Several other projects across Fife have received support including the Dino Club in Newburgh which is providing science outreach and theatre activities for local children, Crossroads Fife to set up a North East Fife Befriending Project, the creation of a multi-purpose room at Auchtermuchty Community Centre, and a ramp and surfacing for the Changing Places cabin at Craigtoun Park. Other youth projects to be supported include the 8th Fife (St Andrews) Scout Group which, along with the 12th Fife (East Neuk) Scouts group, will be taking 35 scouts and 15 leaders to Kanderstag in Switzerland to celebrate the centenary of scouting, the LINK Befriending (East Fife Mental Health Adolescent Befriending Project), and the ‘Eat and Heat’ project at St Andrews’ Cosmos Centre.

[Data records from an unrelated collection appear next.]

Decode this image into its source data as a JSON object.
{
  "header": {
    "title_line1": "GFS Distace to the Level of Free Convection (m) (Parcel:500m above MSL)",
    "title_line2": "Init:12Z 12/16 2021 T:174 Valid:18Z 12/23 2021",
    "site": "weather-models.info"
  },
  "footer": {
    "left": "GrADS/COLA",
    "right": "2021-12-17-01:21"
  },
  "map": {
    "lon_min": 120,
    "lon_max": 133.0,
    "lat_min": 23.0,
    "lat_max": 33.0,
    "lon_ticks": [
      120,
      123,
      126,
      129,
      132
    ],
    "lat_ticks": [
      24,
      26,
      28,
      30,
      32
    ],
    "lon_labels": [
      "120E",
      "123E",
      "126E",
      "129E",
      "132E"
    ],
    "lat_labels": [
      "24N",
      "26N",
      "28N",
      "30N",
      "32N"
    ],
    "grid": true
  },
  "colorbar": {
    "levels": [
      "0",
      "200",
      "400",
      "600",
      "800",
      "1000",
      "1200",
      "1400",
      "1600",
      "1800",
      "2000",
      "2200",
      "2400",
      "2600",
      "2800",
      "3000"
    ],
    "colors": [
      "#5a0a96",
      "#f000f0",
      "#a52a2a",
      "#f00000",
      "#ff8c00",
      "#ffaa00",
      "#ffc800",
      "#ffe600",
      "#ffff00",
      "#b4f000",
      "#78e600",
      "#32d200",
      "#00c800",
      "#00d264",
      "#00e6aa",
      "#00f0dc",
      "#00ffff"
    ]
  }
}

Commenting on the welcome support from donors the University’s Head of Campaign and Donor Relations and panel member, Heather Edie, said: “We created the University Community Fund to enable us to listen to local needs and provide financial support where it is needed most. This resonated with our alumni, parents and friends and it is thanks to their generous donations that we have been able to support some incredibly worthwhile projects.

“We are grateful to all of our donors who understand just how important the St Andrews community is to the University.”

More details on the fund and how to apply are on the Community Fund web pages.

In addition to a yearly commitment of £30,000 from the University, the Community Fund is generously supported by donations.